Does If f be a Measurable Function Imply Finite ∫|f|dm?

[Funky1981]

If f be a measurable function. Assume that

lim λm({x|f(x)>λ}) exists and is finite as λ tends to infinite

Does this imply that ∫|f|dm is finite?

Here m is the Lebesgue measure in R

If not can anyone give me an example??

 

[Erland]

f(x)=1/x, for x>0, is a counterexample.

 

[micromass]

Consider $f(x) = 1/x$.

Also check http://en.wikipedia.org/wiki/Marcinkiewicz_interpolation_theorem#Preliminaries

 

[Funky1981]

f(x)=1/x, for x>0, is a counterexample.

Thanks for your example. But I cannot convince myself to understand the measure of your case here. Is the measure m({x|1/x>λ}) equal to 0 ??

 

[micromass]

Thanks for your example. But I cannot convince myself to understand the measure of your case here. Is the measure m({x|1/x>λ}) equal to 0 ??

No, it's not.

Can you write $\{x~\vert~1/x>\lambda\}$ in a more convenient way that allows you to see easily what the Lebesgue measure is?

 

[Funky1981]

No, it's not.

Can you write $\{x~\vert~1/x>\lambda\}$ in a more convenient way that allows you to see easily what the Lebesgue measure is?

i would write it into union of $\{x~\vert~1/x>1/n}$??

 

[micromass]

Look at a graph. The set has a really easy structure.

 

[Funky1981]

Look at a graph. The set has a really easy structure.

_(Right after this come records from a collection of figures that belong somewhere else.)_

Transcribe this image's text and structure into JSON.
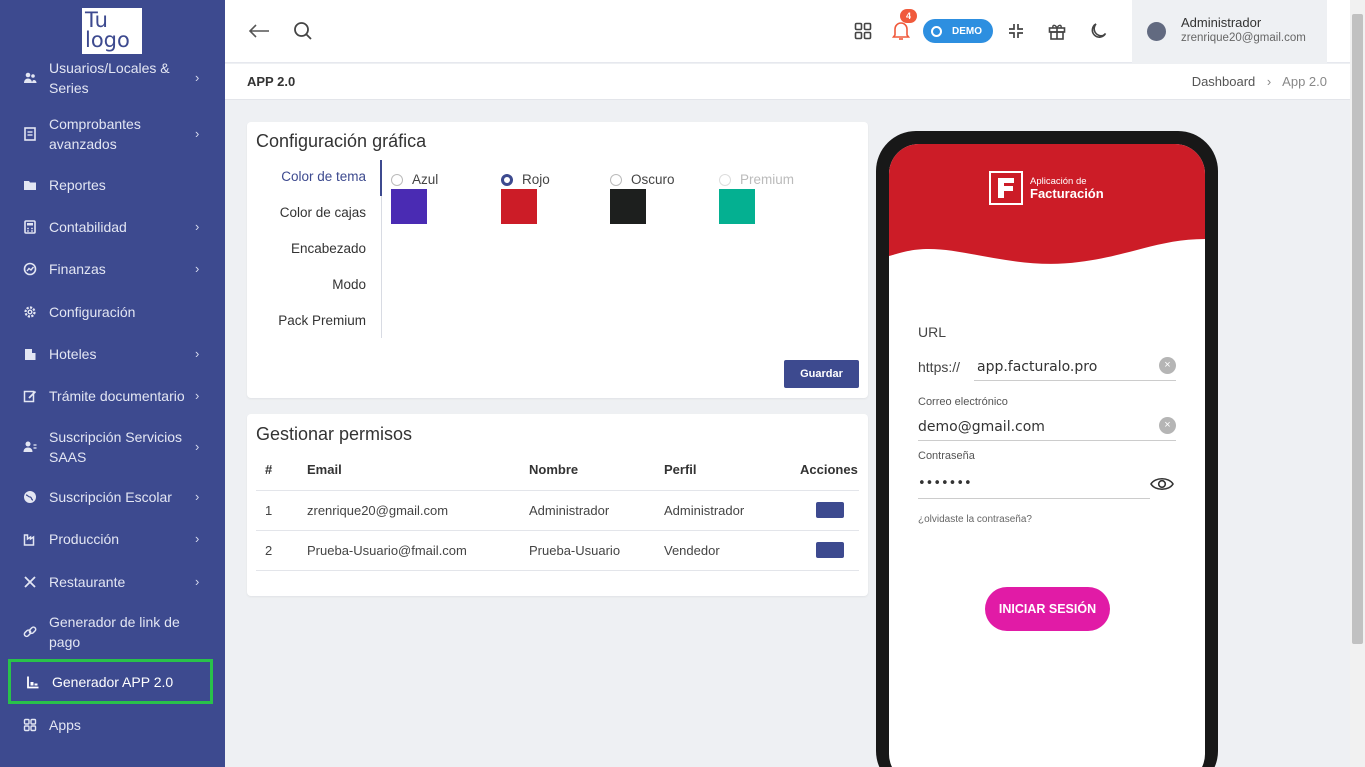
{
  "sidebar": {
    "logo": "Tu logo",
    "items": [
      {
        "label": "Usuarios/Locales & Series",
        "icon": "users-icon",
        "has_chevron": true
      },
      {
        "label": "Comprobantes avanzados",
        "icon": "receipt-icon",
        "has_chevron": true
      },
      {
        "label": "Reportes",
        "icon": "folder-icon",
        "has_chevron": false
      },
      {
        "label": "Contabilidad",
        "icon": "calculator-icon",
        "has_chevron": true
      },
      {
        "label": "Finanzas",
        "icon": "chart-circle-icon",
        "has_chevron": true
      },
      {
        "label": "Configuración",
        "icon": "gear-icon",
        "has_chevron": false
      },
      {
        "label": "Hoteles",
        "icon": "building-icon",
        "has_chevron": true
      },
      {
        "label": "Trámite documentario",
        "icon": "edit-icon",
        "has_chevron": true
      },
      {
        "label": "Suscripción Servicios SAAS",
        "icon": "user-list-icon",
        "has_chevron": true
      },
      {
        "label": "Suscripción Escolar",
        "icon": "globe-icon",
        "has_chevron": true
      },
      {
        "label": "Producción",
        "icon": "factory-icon",
        "has_chevron": true
      },
      {
        "label": "Restaurante",
        "icon": "utensils-icon",
        "has_chevron": true
      },
      {
        "label": "Generador de link de pago",
        "icon": "link-icon",
        "has_chevron": false
      },
      {
        "label": "Generador APP 2.0",
        "icon": "app-builder-icon",
        "has_chevron": false,
        "active": true
      },
      {
        "label": "Apps",
        "icon": "grid-icon",
        "has_chevron": false
      }
    ]
  },
  "topbar": {
    "notifications_count": "4",
    "demo_label": "DEMO",
    "user_name": "Administrador",
    "user_email": "zrenrique20@gmail.com"
  },
  "page": {
    "title": "APP 2.0",
    "breadcrumb": [
      "Dashboard",
      "App 2.0"
    ]
  },
  "config": {
    "title": "Configuración gráfica",
    "tabs": [
      "Color de tema",
      "Color de cajas",
      "Encabezado",
      "Modo",
      "Pack Premium"
    ],
    "active_tab": "Color de tema",
    "options": [
      {
        "label": "Azul",
        "color": "#4a2bb3",
        "selected": false,
        "disabled": false
      },
      {
        "label": "Rojo",
        "color": "#cc1c27",
        "selected": true,
        "disabled": false
      },
      {
        "label": "Oscuro",
        "color": "#1d1f1e",
        "selected": false,
        "disabled": false
      },
      {
        "label": "Premium",
        "color": "#04b091",
        "selected": false,
        "disabled": true
      }
    ],
    "save_label": "Guardar"
  },
  "permissions": {
    "title": "Gestionar permisos",
    "columns": [
      "#",
      "Email",
      "Nombre",
      "Perfil",
      "Acciones"
    ],
    "rows": [
      {
        "num": "1",
        "email": "zrenrique20@gmail.com",
        "name": "Administrador",
        "profile": "Administrador"
      },
      {
        "num": "2",
        "email": "Prueba-Usuario@fmail.com",
        "name": "Prueba-Usuario",
        "profile": "Vendedor"
      }
    ]
  },
  "phone": {
    "header_color": "#cc1c27",
    "app_title_1": "Aplicación de",
    "app_title_2": "Facturación",
    "url_label": "URL",
    "url_prefix": "https://",
    "url_value": "app.facturalo.pro",
    "email_label": "Correo electrónico",
    "email_value": "demo@gmail.com",
    "password_label": "Contraseña",
    "password_value": "•••••••",
    "forgot_label": "¿olvidaste la contraseña?",
    "login_label": "INICIAR SESIÓN"
  },
  "colors": {
    "primary": "#3d4a8f",
    "accent": "#e11ba6",
    "highlight": "#29c24a"
  }
}
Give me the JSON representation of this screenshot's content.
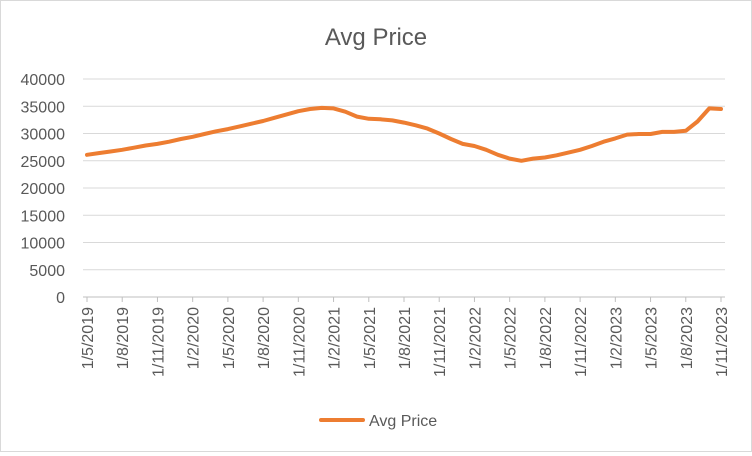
{
  "chart_data": {
    "type": "line",
    "title": "Avg Price",
    "xlabel": "",
    "ylabel": "",
    "ylim": [
      0,
      40000
    ],
    "y_ticks": [
      0,
      5000,
      10000,
      15000,
      20000,
      25000,
      30000,
      35000,
      40000
    ],
    "x_tick_labels": [
      "1/5/2019",
      "1/8/2019",
      "1/11/2019",
      "1/2/2020",
      "1/5/2020",
      "1/8/2020",
      "1/11/2020",
      "1/2/2021",
      "1/5/2021",
      "1/8/2021",
      "1/11/2021",
      "1/2/2022",
      "1/5/2022",
      "1/8/2022",
      "1/11/2022",
      "1/2/2023",
      "1/5/2023",
      "1/8/2023",
      "1/11/2023"
    ],
    "grid": "horizontal",
    "legend_position": "bottom",
    "series": [
      {
        "name": "Avg Price",
        "color": "#ED7D31",
        "x": [
          "1/5/2019",
          "1/6/2019",
          "1/7/2019",
          "1/8/2019",
          "1/9/2019",
          "1/10/2019",
          "1/11/2019",
          "1/12/2019",
          "1/1/2020",
          "1/2/2020",
          "1/3/2020",
          "1/4/2020",
          "1/5/2020",
          "1/6/2020",
          "1/7/2020",
          "1/8/2020",
          "1/9/2020",
          "1/10/2020",
          "1/11/2020",
          "1/12/2020",
          "1/1/2021",
          "1/2/2021",
          "1/3/2021",
          "1/4/2021",
          "1/5/2021",
          "1/6/2021",
          "1/7/2021",
          "1/8/2021",
          "1/9/2021",
          "1/10/2021",
          "1/11/2021",
          "1/12/2021",
          "1/1/2022",
          "1/2/2022",
          "1/3/2022",
          "1/4/2022",
          "1/5/2022",
          "1/6/2022",
          "1/7/2022",
          "1/8/2022",
          "1/9/2022",
          "1/10/2022",
          "1/11/2022",
          "1/12/2022",
          "1/1/2023",
          "1/2/2023",
          "1/3/2023",
          "1/4/2023",
          "1/5/2023",
          "1/6/2023",
          "1/7/2023",
          "1/8/2023",
          "1/9/2023",
          "1/10/2023",
          "1/11/2023"
        ],
        "values": [
          26100,
          26400,
          26700,
          27000,
          27400,
          27800,
          28100,
          28500,
          29000,
          29400,
          29900,
          30400,
          30800,
          31300,
          31800,
          32300,
          32900,
          33500,
          34100,
          34500,
          34700,
          34600,
          34000,
          33100,
          32700,
          32600,
          32400,
          32000,
          31500,
          30900,
          30000,
          29000,
          28100,
          27700,
          27000,
          26100,
          25400,
          25000,
          25400,
          25600,
          26000,
          26500,
          27000,
          27700,
          28500,
          29100,
          29800,
          29900,
          29900,
          30300,
          30300,
          30500,
          32200,
          34600,
          34500
        ]
      }
    ]
  }
}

1/x> 0 for all x >0 then so the measure should be infinte. but now why lim λm({x|f(x)>λ}) exists and is finite

 

[Erland]

As Micromass wrote: try to rewrite the condition 1/x > λ in a way such that the measure of the corresponding set is easily seen:

If 1/x > λ, what can you then say about x, in terms of λ?